While there are other methods that are regularly touted on forums, such as the appearance of the epigastric furrow, these methods are inaccurate at best. They require a very experienced eye, from a keeper that has kept large numbers of spiders and is familiar with the species in question. Even then mistakes can occur.
A small number of tarantulas will display differences in color or patterning before reaching maturity. For example Poecilotheria ornata males can look subtly different from females. Singapore blues may also appear rather different as they develop.
It is important to state, however, that the ability to visibly identify the gender of a tarantula is difficult and mistakes are made.
Assuming the tarantula is not mature then sexing via sloughed skins is really the most effective method by a long way.
Are All “Unsexed” Tarantulas Actually Male?

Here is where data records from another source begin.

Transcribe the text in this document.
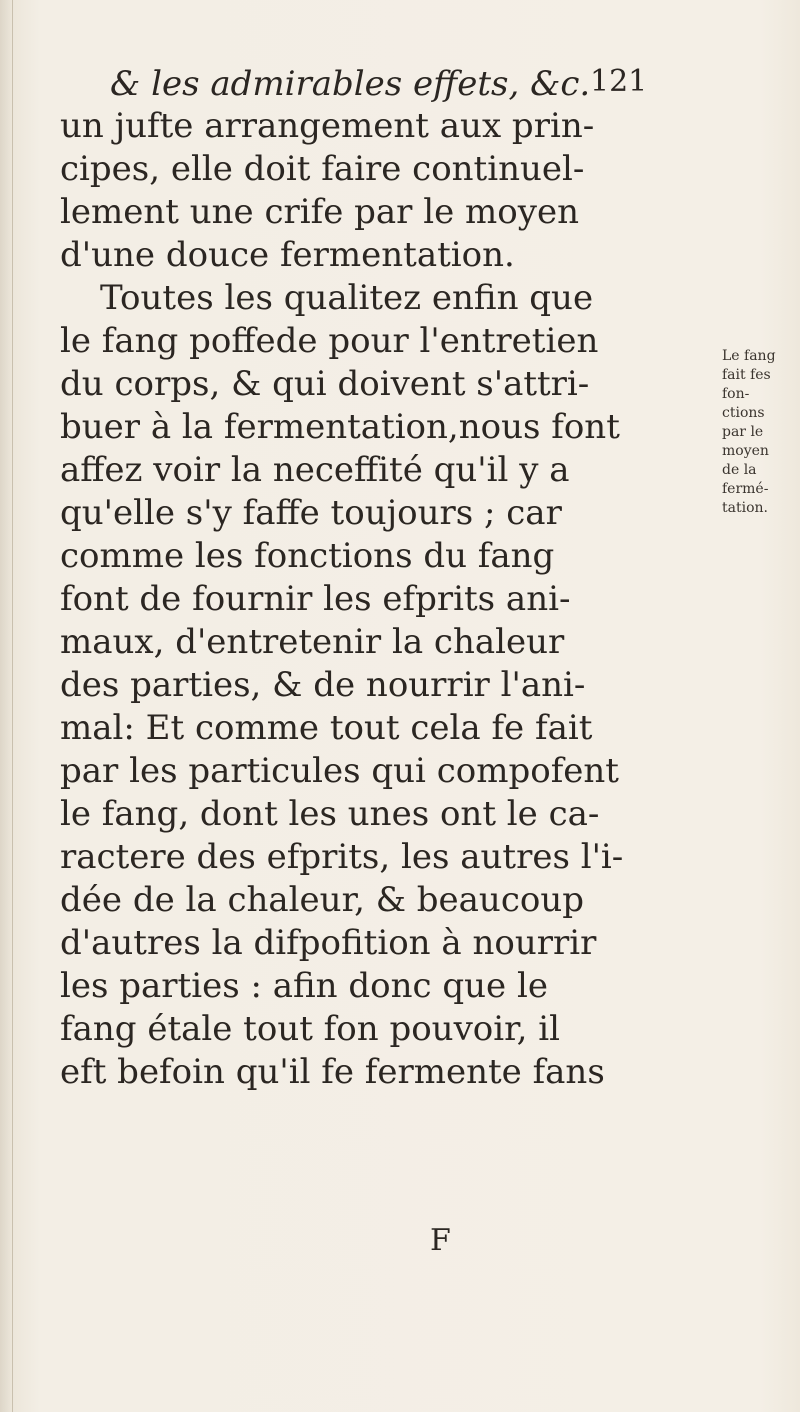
& les admirables effets, &c. 121
un jufte arrangement aux prin-
cipes, elle doit faire continuel-
lement une crife par le moyen
d'une douce fermentation.
Toutes les qualitez enfin que
le fang poffede pour l'entretien
du corps, & qui doivent s'attri-
buer à la fermentation,nous font
affez voir la neceffité qu'il y a
qu'elle s'y faffe toujours ; car
comme les fonctions du fang
font de fournir les efprits ani-
maux, d'entretenir la chaleur
des parties, & de nourrir l'ani-
mal: Et comme tout cela fe fait
par les particules qui compofent
le fang, dont les unes ont le ca-
ractere des efprits, les autres l'i-
dée de la chaleur, & beaucoup
d'autres la difpofition à nourrir
les parties : afin donc que le
fang étale tout fon pouvoir, il
eft befoin qu'il fe fermente fans
Le fang
fait fes
fon-
ctions
par le
moyen
de la
fermé-
tation.
F
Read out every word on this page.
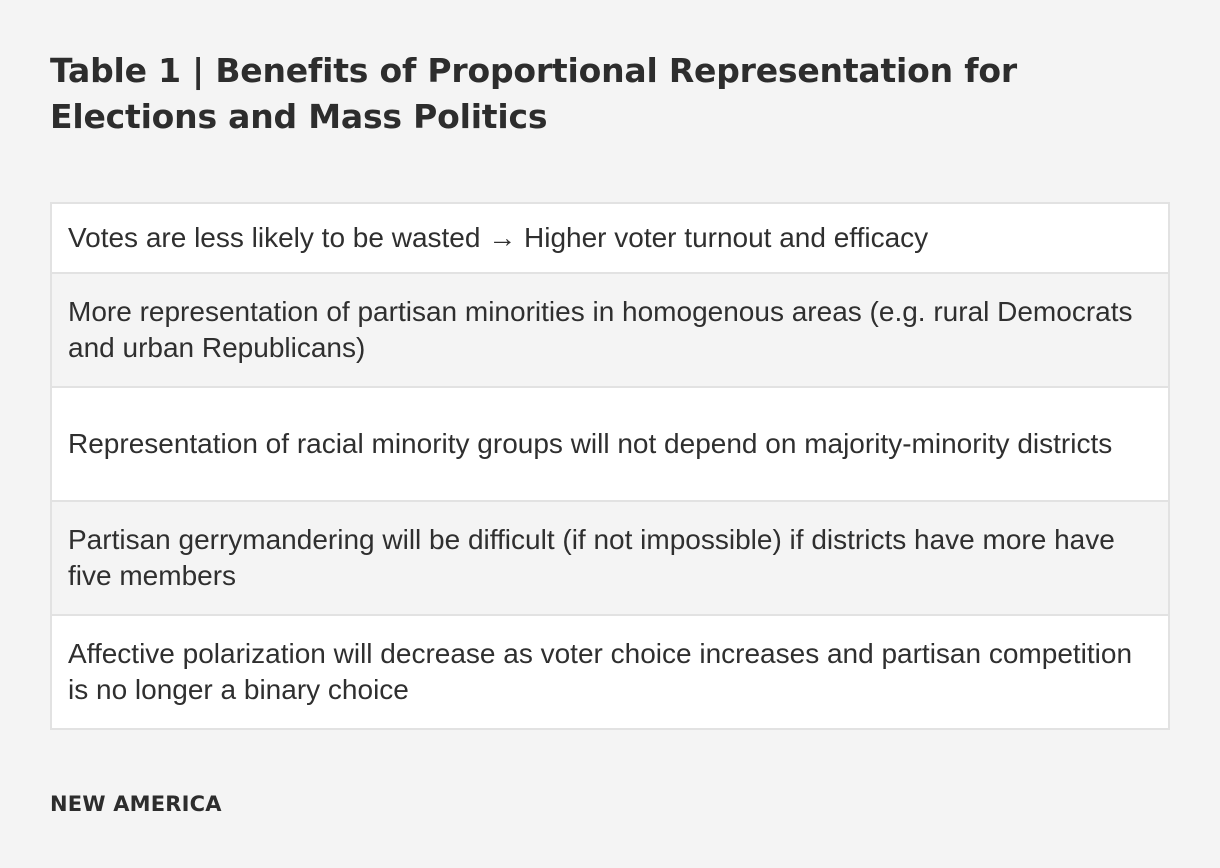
Table 1 | Benefits of Proportional Representation for Elections and Mass Politics
Votes are less likely to be wasted → Higher voter turnout and efficacy
More representation of partisan minorities in homogenous areas (e.g. rural Democrats and urban Republicans)
Representation of racial minority groups will not depend on majority-minority districts
Partisan gerrymandering will be difficult (if not impossible) if districts have more have five members
Affective polarization will decrease as voter choice increases and partisan competition is no longer a binary choice

NEW AMERICA
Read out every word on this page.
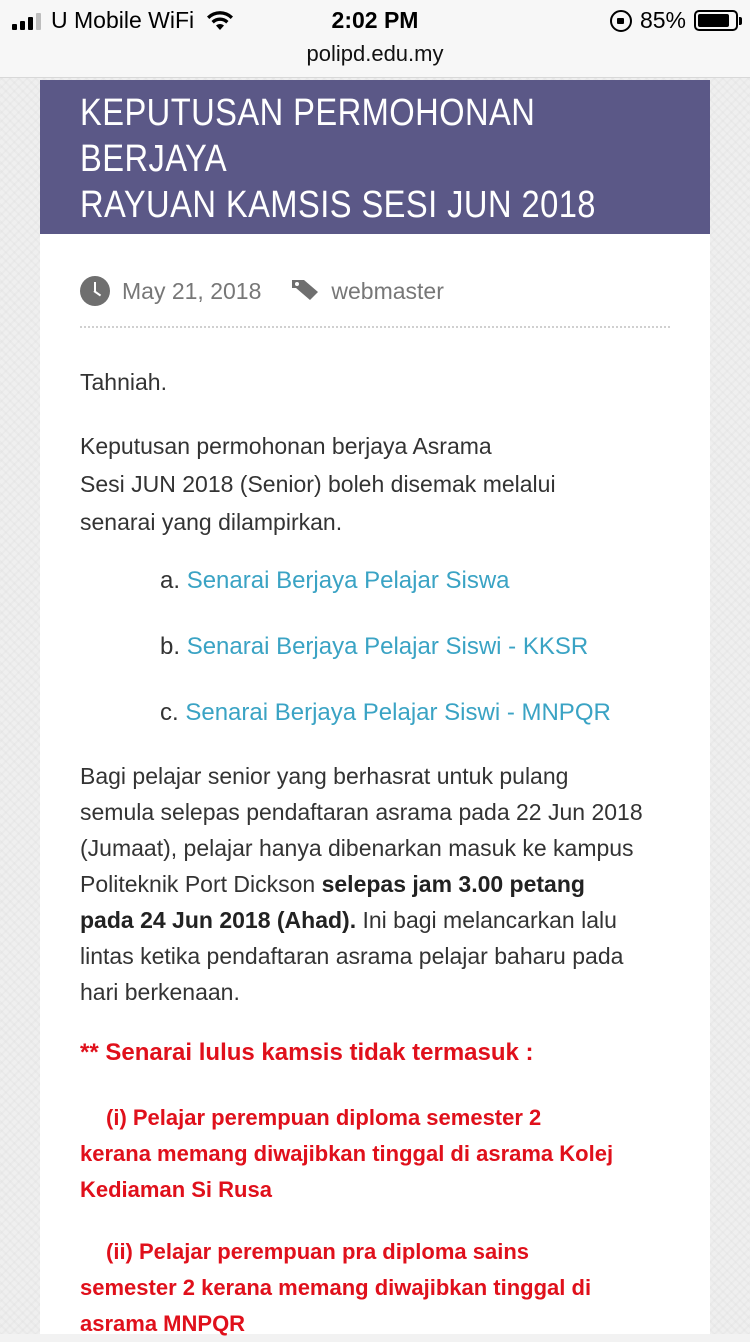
U Mobile WiFi	2:02 PM	85%
polipd.edu.my
KEPUTUSAN PERMOHONAN BERJAYA
RAYUAN KAMSIS SESI JUN 2018
May 21, 2018	webmaster
Tahniah.
Keputusan permohonan berjaya Asrama
Sesi JUN 2018 (Senior) boleh disemak melalui
senarai yang dilampirkan.
a. Senarai Berjaya Pelajar Siswa
b. Senarai Berjaya Pelajar Siswi - KKSR
c. Senarai Berjaya Pelajar Siswi - MNPQR
Bagi pelajar senior yang berhasrat untuk pulang
semula selepas pendaftaran asrama pada 22 Jun 2018
(Jumaat), pelajar hanya dibenarkan masuk ke kampus
Politeknik Port Dickson selepas jam 3.00 petang
pada 24 Jun 2018 (Ahad). Ini bagi melancarkan lalu
lintas ketika pendaftaran asrama pelajar baharu pada
hari berkenaan.
** Senarai lulus kamsis tidak termasuk :
(i) Pelajar perempuan diploma semester 2
kerana memang diwajibkan tinggal di asrama Kolej
Kediaman Si Rusa
(ii) Pelajar perempuan pra diploma sains
semester 2 kerana memang diwajibkan tinggal di
asrama MNPQR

It is sometimes suggested on forums and on social media that any decent-sized tarantula that is offered for sale without a gender is likely to be a male. This is because most hobbyists seek out the longer-lived female tarantulas.
It has been suggested that some unscrupulous breeders sex their spiders, selling the females clearly labelled as such. The males, however, are sold as “unsexed” to avoid reducing their value to potential buyers.
While there may be a small amount of truth to this, it is generally quite unlikely for two reasons. Firstly, the better-known and more reputable tarantula traders appreciate the importance of a strong reputation. If one of these well-known retailers behaved in this way word would quickly get around. And a reputation, once destroyed, is not easy to rebuild.
There is another reason too. Female tarantulas are easily identified due to the spermathecae visible under a microscope. However males are identified by the lack of this organ. Therefore it is easier to be certain that a tarantula is a female rather than a male.
Tarantulas have a nasty habit of chewing up their old skin after moulting. The skins are also very fragile. Therefore it is entirely possible that even with a sloughed skin, there is too much damage to be able to properly identify the gender.
In these cases it is safer to list the spider as “unsexed” than to take a punt and risk an unhappy customer down the line.
Do Male or Female Tarantulas Live Longer?
Female tarantulas will live much longer than males. This is why female tarantulas are in particular demand, and tend to command higher prices than males. While a male tarantula is likely to only live for a year or so after reaching maturity, the females can live for 8-20 years or more depending on species.
Are Female Tarantulas More Aggressive Than Males?
I currently have over 200 tarantulas in my collection, spread across a wide range of species, and can honestly say I have seen no difference in aggression levels between males and females.
Do Adult Male Tarantulas Look Different to Females?
Adult males are quite obviously different to females. They tend to be smaller, slighter and more “wimpy” looking.
When they reach maturity their pedipalps develop special adaptations for mating. These are typically known as “palpal bulbs” and are quite easily spotted on the tarantula.
Lastly lots of adult males develop hooks on their front legs, which are used to hold the females fangs out of the way during mating.
When Do Male Tarantulas Get Hooks?
Male tarantulas only get hooks when they pass their final (ultimate) moult and reach maturity.
Note, however, that not all tarantula species possess these tibial spurs at maturity. As a result it’s important to check whether the species you’re keeping does develop hooks before using it as a guaranteed way to identify an adult male tarantula.